Rencana Pembangunan Daerah diatur dalam aturan lengkap yang bisa menjadi solusi atau bahkan ilusi untuk menuju Majene yang unggul, mandiri, dan religius. Janji politik Bupati dan Wakil Bupati pada periode 2021–2026 seharusnya menjadi acuan tetapi realitasnya jauh dari harapan. Pada periode sebelumnya banyak elemen mahasiswa mempertanyakan kinerja pemerintah daerah dan menilai pemda gagal mewujudkan visi-misinya sendiri.
Kabupaten Majene bahkan mengalami defisit anggaran yang signifikan, Kasus gaji pegawai honorer yang tidak terbayarkan, pemutusan listrik di beberapa kantor OPD dan janji “Majene Religius” yang tampak absurd karena tidak direncanakan dengan matang menjadi catatan kelam periode pertama pemerintahan.
Kini, Bupati menjabat periode kedua. Seharusnya janji-janji periode pertama sudah menunjukkan hasil nyata. Kenyataannya? Stabilitas harga kebutuhan pokok masih naik-turun bak roller coaster, lapangan kerja tetap jauh dari desa terpencil, dan infrastruktur hijau lebih banyak dipajang di baliho daripada di lapangan.

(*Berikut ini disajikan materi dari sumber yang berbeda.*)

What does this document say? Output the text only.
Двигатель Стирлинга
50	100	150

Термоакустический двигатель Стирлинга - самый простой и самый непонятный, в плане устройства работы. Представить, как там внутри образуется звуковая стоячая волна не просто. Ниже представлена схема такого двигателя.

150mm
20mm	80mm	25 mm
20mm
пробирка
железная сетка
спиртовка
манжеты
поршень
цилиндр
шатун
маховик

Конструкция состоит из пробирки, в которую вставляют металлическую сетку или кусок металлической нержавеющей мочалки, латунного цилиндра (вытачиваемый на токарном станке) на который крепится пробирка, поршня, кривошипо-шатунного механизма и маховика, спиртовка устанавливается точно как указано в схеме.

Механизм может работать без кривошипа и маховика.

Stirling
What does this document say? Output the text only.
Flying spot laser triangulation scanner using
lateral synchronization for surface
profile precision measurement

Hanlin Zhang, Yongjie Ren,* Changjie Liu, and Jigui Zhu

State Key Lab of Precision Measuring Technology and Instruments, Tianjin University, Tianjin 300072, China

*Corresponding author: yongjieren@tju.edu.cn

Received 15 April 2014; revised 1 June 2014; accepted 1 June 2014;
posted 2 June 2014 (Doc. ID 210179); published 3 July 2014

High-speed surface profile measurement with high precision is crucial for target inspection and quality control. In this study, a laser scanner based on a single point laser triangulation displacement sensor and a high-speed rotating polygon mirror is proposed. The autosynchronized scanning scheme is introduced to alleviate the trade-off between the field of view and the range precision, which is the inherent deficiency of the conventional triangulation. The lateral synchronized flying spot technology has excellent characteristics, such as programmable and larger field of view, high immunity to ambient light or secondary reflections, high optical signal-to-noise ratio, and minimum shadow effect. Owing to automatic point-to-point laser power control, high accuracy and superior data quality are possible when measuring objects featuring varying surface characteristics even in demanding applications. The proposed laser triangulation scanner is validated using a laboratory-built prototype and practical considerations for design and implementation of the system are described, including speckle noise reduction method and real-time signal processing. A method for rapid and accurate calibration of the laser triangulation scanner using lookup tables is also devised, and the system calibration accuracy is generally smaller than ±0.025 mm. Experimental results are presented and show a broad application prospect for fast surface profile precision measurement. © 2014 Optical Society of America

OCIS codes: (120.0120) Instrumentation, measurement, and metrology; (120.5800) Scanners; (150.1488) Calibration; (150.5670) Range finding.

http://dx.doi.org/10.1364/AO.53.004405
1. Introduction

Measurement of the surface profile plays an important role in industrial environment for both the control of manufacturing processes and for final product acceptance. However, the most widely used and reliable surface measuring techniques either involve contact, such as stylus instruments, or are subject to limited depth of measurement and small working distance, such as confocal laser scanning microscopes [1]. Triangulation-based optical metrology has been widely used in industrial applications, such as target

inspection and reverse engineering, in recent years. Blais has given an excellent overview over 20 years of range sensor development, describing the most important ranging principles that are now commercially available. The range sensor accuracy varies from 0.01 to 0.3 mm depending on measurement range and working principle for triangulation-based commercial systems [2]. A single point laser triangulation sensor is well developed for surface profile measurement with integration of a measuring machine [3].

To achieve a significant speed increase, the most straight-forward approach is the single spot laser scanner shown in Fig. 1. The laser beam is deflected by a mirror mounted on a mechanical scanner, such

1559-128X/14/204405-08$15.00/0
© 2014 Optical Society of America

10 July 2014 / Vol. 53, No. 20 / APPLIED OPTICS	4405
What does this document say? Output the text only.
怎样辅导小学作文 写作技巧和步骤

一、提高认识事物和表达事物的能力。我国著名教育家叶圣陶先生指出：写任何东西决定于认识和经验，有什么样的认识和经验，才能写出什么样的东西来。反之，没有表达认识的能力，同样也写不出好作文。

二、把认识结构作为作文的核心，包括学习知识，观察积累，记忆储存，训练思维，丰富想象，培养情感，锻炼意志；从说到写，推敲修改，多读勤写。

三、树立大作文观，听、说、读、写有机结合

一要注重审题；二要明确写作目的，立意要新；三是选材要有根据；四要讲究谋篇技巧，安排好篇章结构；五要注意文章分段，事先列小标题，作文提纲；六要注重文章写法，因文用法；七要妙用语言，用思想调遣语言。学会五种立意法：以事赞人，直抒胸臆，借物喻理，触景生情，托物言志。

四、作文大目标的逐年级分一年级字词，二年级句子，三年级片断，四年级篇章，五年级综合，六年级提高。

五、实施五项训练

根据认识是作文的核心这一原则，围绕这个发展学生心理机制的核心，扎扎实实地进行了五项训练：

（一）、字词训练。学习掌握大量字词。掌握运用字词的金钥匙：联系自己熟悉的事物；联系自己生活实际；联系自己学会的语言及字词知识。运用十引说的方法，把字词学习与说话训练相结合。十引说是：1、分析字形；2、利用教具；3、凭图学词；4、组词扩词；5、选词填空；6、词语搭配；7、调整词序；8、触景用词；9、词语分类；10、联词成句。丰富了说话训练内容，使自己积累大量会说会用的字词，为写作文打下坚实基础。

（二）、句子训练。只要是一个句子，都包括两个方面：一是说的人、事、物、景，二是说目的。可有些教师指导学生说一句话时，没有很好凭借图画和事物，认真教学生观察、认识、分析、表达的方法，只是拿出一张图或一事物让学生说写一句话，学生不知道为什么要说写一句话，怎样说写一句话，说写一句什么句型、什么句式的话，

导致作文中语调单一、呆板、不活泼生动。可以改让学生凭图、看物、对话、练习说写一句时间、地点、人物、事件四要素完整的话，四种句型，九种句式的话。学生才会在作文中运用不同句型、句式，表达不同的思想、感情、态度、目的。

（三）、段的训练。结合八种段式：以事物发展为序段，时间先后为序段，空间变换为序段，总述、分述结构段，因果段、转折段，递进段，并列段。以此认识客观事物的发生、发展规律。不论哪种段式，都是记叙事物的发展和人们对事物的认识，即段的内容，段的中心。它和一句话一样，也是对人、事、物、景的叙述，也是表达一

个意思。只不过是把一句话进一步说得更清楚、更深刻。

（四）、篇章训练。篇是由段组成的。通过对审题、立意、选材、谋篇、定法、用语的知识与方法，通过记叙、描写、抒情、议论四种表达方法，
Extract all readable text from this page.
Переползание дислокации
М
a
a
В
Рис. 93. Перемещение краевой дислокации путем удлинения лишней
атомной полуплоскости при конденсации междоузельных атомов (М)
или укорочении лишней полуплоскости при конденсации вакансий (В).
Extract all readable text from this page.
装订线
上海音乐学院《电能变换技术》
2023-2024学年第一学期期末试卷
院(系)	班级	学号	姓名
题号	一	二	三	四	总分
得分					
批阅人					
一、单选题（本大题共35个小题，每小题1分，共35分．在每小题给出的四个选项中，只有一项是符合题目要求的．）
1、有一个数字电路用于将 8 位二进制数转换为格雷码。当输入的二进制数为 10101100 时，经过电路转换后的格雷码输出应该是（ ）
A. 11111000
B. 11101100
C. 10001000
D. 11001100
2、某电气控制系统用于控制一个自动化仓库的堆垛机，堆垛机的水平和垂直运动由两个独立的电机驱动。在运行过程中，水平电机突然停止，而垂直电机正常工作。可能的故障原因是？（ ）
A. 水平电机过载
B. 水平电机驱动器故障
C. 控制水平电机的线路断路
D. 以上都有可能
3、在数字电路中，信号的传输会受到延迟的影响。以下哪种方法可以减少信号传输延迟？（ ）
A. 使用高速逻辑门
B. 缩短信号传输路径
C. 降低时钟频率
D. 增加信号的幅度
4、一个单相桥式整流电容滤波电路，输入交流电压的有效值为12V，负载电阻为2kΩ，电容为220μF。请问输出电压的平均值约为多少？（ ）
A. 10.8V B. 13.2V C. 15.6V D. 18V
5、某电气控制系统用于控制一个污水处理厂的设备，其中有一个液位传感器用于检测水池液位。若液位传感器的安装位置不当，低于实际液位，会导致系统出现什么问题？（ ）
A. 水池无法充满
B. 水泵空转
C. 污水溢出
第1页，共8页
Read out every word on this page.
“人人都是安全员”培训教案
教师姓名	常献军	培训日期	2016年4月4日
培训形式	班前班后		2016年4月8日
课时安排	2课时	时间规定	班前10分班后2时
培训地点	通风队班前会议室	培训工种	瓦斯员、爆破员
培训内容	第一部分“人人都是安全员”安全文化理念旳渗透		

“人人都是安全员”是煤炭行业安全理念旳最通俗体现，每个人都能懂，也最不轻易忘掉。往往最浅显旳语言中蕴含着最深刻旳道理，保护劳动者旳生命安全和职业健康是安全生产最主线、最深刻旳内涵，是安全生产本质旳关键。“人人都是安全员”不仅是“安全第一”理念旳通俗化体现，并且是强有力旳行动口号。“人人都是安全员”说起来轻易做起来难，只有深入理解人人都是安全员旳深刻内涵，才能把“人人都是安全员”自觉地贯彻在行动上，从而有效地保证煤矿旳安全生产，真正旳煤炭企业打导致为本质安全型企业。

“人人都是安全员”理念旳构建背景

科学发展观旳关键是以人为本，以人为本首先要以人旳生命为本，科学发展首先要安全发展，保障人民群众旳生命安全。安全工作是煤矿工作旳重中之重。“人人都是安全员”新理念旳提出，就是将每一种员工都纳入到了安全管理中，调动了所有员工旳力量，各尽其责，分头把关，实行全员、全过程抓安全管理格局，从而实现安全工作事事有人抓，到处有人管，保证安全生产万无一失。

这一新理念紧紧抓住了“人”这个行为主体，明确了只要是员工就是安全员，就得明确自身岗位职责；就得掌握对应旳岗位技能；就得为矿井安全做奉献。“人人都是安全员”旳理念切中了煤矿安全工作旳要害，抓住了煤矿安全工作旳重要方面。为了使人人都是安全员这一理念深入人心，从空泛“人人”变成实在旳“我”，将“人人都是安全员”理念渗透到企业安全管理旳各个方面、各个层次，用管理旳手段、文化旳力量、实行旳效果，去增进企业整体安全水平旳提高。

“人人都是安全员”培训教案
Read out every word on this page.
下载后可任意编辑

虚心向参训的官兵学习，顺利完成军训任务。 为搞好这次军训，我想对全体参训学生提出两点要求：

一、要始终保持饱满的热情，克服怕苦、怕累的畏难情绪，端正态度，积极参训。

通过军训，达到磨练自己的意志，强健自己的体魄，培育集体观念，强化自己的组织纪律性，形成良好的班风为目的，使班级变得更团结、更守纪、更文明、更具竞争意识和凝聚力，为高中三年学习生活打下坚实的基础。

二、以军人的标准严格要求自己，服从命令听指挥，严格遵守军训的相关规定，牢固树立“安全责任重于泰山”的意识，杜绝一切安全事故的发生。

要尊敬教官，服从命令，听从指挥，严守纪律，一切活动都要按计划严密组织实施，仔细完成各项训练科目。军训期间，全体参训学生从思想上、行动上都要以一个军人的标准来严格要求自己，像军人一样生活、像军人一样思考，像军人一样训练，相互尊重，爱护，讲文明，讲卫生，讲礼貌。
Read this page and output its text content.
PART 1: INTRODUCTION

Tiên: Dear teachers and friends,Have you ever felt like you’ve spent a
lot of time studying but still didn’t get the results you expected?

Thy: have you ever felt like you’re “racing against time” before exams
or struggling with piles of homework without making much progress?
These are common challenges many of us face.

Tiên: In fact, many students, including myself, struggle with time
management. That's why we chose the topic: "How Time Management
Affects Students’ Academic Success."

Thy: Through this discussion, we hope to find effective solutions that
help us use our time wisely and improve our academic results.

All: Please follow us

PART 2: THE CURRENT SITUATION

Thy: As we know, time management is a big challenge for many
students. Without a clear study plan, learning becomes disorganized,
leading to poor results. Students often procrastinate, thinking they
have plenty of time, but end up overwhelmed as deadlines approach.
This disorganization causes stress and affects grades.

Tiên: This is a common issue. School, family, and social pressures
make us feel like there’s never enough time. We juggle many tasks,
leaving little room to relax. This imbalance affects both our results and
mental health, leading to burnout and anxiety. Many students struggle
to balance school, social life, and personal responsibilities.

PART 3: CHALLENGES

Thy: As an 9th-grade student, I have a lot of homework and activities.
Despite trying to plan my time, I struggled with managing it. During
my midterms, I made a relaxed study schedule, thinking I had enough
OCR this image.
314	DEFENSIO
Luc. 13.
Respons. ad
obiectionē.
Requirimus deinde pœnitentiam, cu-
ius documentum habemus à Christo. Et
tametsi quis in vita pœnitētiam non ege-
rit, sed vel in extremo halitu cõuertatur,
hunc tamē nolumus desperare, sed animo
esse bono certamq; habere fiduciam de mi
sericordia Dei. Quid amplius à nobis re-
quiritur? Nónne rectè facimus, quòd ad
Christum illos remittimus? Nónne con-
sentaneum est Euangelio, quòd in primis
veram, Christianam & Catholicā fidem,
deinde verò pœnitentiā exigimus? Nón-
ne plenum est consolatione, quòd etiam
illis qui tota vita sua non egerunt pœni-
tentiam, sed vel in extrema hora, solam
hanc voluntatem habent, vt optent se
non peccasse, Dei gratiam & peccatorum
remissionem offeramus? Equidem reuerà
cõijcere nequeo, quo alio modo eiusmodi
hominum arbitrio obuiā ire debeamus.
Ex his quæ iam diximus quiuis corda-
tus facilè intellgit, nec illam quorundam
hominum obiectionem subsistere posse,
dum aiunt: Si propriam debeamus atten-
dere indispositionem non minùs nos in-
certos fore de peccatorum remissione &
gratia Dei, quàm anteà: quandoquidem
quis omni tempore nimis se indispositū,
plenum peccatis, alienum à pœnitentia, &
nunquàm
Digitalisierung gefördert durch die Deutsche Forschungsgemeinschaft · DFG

RPJMD ini pun hadir bak sandiwara formalitas, disusun semalam untuk disahkan sementara implementasinya menunggu “periode ketiga yang tak kunjung datang”.
Majene sesungguhnya memiliki potensi luar biasa kabupaten ini menjadi pusat pendidikan di Sulawesi Barat dengan sejumlah kampus yang menarik mahasiswa dari berbagai daerah. Wilayah pesisirnya kaya sumber daya laut, sektor pertanian produktif, dan pariwisata menyimpan peluang besar.
Secara teoritis, Majene bisa menjadi tuan rumah kemajuan ekonomi dan pendidikan bahkan menjadi contoh bagi kabupaten lain di Sulbar sayangnya potensi ini masih terbungkus retorika. Sementara realisasi di lapangan seperti tersandera birokrasi.
Data dan fakta yang tercantum dalam RPJMD sendiri menegaskan kelemahan dokumen ini. Dari target peningkatan mutu pendidikan hingga pengembangan ekonomi lokal, indikator yang digunakan masih bersifat umum tanpa baseline atau angka capaian yang jelas.
Jadwal pelaksanaan proyek, rincian anggaran, dan lokasi terperinci untuk pembangunan infrastruktur hijau tidak disebutkan, membuat dokumen sulit dijadikan pedoman implementasi.